Just got an email asking about Electronic bibles in multi-languages and for offline use; we can’t forget that is a big need still…
The tweet was answered by John Dyer who said:
@mobileminmag That’s what Digital Bible Society is doing: www.dbsbible.org/ (they are about to explode with languages)
It caused these follow-up tweets:
@johndyer – forgot about these folks; thanks for the poke (challenge to keep abreast of all doings; even in the longer running efforts)…I do wonder, how many groups are doing the same things, and can’t or won’t talk to one another (is the Body one of siloed actions only)
The trek for an answer to this (often to myself) asked question took me to Scripture first. Hearing verses before context, I started looking at a few items:
- “Every kingdom divided against itself will be ruined, and every city or household divided against itself will not stand… he is divided against himself. How then can his kingdom stand (Matthew 12:22-36)
- The parable of the Rich Fool (Luke 12:13-21)
- “Master,” said John, “we saw someone driving out demons in your name and we tried to stop him, because he is not one of us.” “Do not stop him,” Jesus said, “for whoever is not against you is for you.” (Luke 9:44-50)
And while there are verses in those that soften my heart, they don’t address the matter that sits at the core. Another person in a twitter conversation put it nicely:
I can’t think of a theologian who is engaging in the technology space in a meaningful way, yet folks like Lanier & Sterling are asking about the human spirit as it interacts with technology.
Lanier is the author of a book that I’m reading now (You Are Not A Gadget). So far in my reading, I’m impressed on the same line of questioning: where is the Body speaking and engaging the conversation around computer technologies in a way more meaningful than numbers, revenues, and tools? After reading this quote from Lainer’s book, I had to put it down (iPad running Kindle) and reflect, where are our conversations:
…we should not be irreverently usurping His power of creating souls, any more than we are in the procreation of children: rather we are, in either case, instruments of His will providing mansions for the souls that He creates.”
Where do we speak and live into lives? There’s the education of kids, as well as adults who still have much to pass down. There’s an economic system built on secrets and misunderstood histories. Yes, there’s censorship, and there’s also exploitation of the very resources that build communities (people, fresh water, safety). If Christ is the bread that binds, it doesn’t matter if we are on a social network “doing church” if the greater parts of our community can’t even use a computer (mobile or otherwise) to get a job because our computer labs are closed to non-members, understaffed, and/or fronted by leaders who resist the approaches others have done in their own neighborhoods.

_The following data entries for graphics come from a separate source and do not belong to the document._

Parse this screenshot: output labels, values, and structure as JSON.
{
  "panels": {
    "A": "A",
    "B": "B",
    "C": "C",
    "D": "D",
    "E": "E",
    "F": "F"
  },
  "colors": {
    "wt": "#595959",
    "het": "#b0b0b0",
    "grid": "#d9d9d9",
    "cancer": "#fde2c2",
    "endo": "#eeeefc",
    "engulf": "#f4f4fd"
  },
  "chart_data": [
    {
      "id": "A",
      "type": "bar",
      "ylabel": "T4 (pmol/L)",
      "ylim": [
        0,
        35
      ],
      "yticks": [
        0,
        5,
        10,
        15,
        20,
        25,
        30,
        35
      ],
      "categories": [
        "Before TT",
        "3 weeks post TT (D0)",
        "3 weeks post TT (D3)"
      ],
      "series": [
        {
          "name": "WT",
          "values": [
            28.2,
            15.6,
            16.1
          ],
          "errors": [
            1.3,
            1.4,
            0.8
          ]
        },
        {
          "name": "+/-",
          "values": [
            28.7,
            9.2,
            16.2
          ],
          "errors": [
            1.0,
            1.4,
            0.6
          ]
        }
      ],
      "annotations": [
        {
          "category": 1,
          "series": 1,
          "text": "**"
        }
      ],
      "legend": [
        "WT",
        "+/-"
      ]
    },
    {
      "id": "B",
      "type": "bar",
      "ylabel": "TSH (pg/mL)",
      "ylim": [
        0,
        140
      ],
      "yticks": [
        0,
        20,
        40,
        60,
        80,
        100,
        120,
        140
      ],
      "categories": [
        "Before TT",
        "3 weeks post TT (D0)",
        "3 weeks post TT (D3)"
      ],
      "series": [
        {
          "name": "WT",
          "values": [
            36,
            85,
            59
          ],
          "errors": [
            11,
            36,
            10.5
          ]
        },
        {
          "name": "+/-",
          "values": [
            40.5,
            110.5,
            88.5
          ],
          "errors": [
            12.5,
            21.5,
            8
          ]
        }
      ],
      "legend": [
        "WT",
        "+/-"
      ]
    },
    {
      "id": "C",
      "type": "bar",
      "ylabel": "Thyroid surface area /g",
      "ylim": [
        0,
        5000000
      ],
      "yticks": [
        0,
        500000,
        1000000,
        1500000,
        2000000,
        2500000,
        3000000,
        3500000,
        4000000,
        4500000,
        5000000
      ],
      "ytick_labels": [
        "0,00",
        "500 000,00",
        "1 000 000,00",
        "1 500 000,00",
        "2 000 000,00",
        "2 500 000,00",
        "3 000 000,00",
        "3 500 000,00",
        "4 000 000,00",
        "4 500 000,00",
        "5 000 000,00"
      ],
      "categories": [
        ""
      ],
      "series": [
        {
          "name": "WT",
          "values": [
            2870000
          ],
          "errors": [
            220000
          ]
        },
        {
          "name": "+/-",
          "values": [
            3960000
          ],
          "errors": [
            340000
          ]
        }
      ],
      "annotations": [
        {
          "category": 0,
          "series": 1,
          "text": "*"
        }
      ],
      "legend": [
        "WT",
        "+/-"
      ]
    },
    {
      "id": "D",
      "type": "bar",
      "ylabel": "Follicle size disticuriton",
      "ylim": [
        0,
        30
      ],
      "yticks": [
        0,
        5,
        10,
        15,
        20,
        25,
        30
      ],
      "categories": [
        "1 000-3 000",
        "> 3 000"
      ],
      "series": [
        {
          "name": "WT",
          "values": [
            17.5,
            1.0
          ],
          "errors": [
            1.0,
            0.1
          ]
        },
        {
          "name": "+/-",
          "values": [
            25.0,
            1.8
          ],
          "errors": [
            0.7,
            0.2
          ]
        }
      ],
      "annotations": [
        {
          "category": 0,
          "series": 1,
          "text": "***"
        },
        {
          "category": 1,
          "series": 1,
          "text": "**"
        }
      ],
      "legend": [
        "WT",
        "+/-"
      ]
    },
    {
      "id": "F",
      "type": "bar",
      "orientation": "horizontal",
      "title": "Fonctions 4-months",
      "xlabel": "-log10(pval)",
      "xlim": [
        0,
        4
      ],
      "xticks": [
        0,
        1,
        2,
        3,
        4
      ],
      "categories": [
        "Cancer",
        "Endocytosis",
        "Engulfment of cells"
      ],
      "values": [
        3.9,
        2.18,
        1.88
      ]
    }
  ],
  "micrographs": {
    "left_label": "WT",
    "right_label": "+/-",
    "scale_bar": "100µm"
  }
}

Dr. Philip Jenkins (The Lost History of Christianity, The Next Christendom,etc.) recently came to Charlotte to speak. I was able to make the last half of his second (and final talk). One of the points that was intimately clear was that we have no choice about the changing faces and patterns of the Christian faith on the global stage. USAmerican mainstream deonminations either need to adapt to the changed/changing demographics of their communities, or be marganalized into small and mostly echoing relics of a faith that was once relevant. There’s value in what every faith community offers, but none of that can be communicated through solo or siloed efforts, there’s a larger narrative to the implications of faith in these merged communities, and (as I discussed with him afterward) a similar discussion being played out with mobile/web.
Efforts like Digital Disciples and the Digital Bible Society are great, and these are the kinds of efforts that more of the Body should be taking part in. But, we also should be noticably involved projects such as OLPC’s One Laptop Per Child, discussions such as the implications of WikiLeaks on media and content, and working out the theological answers to the social implications of mobile across generations.
So Body, what are you doing? And does the rest of the Body know anything about what you are doing? Is an injection of Jesus into tech culture just something one group does at a time, or is it isolated to certain conversations only? I’m of the persuasion that IT won’t exist much longer (am not alone in this thought) – what will you do when digital isn’t an appended layer to faith, but is an active and integral part of how communities will engage the validity and experience of their faith? Will the conversation about what we do in tech be meaningful or just noise?